Einige junge Menschen – vor allem die gut qualifizierten, leisten Widerstand gegen diese Entwicklung. Sie weigern sich, die Karriereleiter im Eiltempo hochzuklettern – wenn sie denn überhaupt noch hochklettern wollen. Massig Überstunden anzuhäufen ist für sie kein Statussymbol mehr und viele lehnen das Angebot ab, Führungspositionen in Wirtschaft, Politik und Wissenschaft zu übernehmen. Wichtiger als eine steile Karriere ist ihnen eine gute Balance zwischen Arbeit und Freizeit. Wieder andere steigen komplett aus dem klassischen Karrieremodell aus und probieren sich in der Selbstständigkeit. Und wieder andere hoffen, mit der Verschmelzung von Arbeitszeit und Freizeit sich ihre Zeit besser einteilen zu können.
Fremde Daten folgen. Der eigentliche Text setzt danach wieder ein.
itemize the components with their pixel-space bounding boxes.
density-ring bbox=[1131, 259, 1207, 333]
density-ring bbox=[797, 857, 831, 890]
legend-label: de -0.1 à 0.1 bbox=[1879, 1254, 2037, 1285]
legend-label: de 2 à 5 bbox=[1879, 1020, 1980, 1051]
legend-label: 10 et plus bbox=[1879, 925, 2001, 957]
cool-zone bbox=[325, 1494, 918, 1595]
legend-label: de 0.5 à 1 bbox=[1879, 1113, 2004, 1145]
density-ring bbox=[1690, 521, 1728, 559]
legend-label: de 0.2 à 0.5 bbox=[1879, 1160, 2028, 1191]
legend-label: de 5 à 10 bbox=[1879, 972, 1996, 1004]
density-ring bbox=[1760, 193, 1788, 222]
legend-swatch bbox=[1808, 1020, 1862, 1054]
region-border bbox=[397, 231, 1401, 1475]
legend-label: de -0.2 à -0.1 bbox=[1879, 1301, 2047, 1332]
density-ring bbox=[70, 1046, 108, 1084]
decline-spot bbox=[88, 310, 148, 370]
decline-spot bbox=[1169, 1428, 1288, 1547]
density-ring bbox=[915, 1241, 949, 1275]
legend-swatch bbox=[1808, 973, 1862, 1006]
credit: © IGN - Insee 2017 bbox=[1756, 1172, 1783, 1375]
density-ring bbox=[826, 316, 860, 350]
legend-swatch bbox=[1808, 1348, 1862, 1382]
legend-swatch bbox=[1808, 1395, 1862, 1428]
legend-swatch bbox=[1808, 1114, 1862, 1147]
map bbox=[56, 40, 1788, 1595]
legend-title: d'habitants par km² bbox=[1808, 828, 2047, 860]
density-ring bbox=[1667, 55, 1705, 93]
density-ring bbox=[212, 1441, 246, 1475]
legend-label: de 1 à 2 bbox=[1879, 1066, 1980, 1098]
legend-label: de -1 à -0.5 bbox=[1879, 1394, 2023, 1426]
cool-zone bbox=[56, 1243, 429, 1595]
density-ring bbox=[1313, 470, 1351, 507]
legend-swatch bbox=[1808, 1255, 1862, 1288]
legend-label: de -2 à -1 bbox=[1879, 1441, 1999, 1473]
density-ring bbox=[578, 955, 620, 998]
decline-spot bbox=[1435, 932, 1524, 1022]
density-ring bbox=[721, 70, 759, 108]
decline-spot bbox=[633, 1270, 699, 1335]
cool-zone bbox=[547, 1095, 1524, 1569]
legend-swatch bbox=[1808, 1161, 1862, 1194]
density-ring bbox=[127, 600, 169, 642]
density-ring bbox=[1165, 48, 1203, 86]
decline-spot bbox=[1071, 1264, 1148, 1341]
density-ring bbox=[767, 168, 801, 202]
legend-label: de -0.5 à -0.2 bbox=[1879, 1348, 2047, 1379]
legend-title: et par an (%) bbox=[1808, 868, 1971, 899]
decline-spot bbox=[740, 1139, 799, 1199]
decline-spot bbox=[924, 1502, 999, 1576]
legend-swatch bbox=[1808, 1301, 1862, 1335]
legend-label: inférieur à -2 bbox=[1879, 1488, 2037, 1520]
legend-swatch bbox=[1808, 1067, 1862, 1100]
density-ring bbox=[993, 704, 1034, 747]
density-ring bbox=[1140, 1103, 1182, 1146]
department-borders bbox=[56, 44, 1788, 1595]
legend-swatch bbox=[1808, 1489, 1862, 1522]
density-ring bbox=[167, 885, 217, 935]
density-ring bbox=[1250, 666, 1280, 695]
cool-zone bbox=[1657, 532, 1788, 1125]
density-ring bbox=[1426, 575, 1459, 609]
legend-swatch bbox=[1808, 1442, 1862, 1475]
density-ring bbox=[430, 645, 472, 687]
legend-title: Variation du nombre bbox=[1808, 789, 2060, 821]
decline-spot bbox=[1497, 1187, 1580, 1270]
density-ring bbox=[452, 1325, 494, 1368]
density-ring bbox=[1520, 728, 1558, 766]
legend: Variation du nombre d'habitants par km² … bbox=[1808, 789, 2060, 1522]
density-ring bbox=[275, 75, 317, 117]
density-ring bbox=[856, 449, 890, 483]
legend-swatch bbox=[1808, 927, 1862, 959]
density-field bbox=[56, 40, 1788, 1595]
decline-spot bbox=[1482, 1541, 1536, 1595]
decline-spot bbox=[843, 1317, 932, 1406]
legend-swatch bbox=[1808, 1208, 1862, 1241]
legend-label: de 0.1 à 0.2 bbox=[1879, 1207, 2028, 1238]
Mit Work-Life-Blending umgehen
Was wir jungen Menschen dringend mit an die Hand geben müssen sind Coping-Strategien, um mit der zunehmenden Beschleunigung zurechtzukommen, statt sie massenhaft in Depressionen und Burn-out rennen zu lassen. Coping Strategien können sein:
- Sich bewusst Freiräume für „Nichts“ im Kalender vermerken
- Meditationstechniken erlernen, um wieder einen guten Zugang zu sich selbst zu finden
- Handyfreie Zeiten einplanen. Beispielsweise beim Essen bewusst das Handy auf die Seite legen, oder in Meetings die Handys in der Tasche lassen und sich auf die Menschen im Raum oder die Nahrungsaufnahme konzentrieren
- Vereinbarungen mit Freunden einhalten und nicht immer kurzfristig via WhatsApp Termine schieben und damit ungute Gefühle beim Gegenüber auslösen
- Feste regelmäßige Termine IMMER einhalten – also nicht für die Arbeit die Sporteinheiten mal ausfallen lassen
- Achtsamkeitstraining, um zu lernen, achtsam(er) mit Zeit zu haushalten und auch eine tiefere Verbindung zu Menschen, der Natur oder der Arbeit aufbauen zu können
Aber alleine werden wir es nicht schaffen, uns gegen den zunehmenden Beschleunigungsdruck aufzulehnen. Wir sind gefangen in einem gesellschaftlichen Phänomen. Und es ist die Aufgabe der Gesellschaft darüber zu diskutieren, wie wir zukünftig leben wollen. Auch die Unternehmen sind in der Pflicht, junge Menschen dabei zu unterstützen, in einer Beschleunigungsrealität nicht zu stolpern.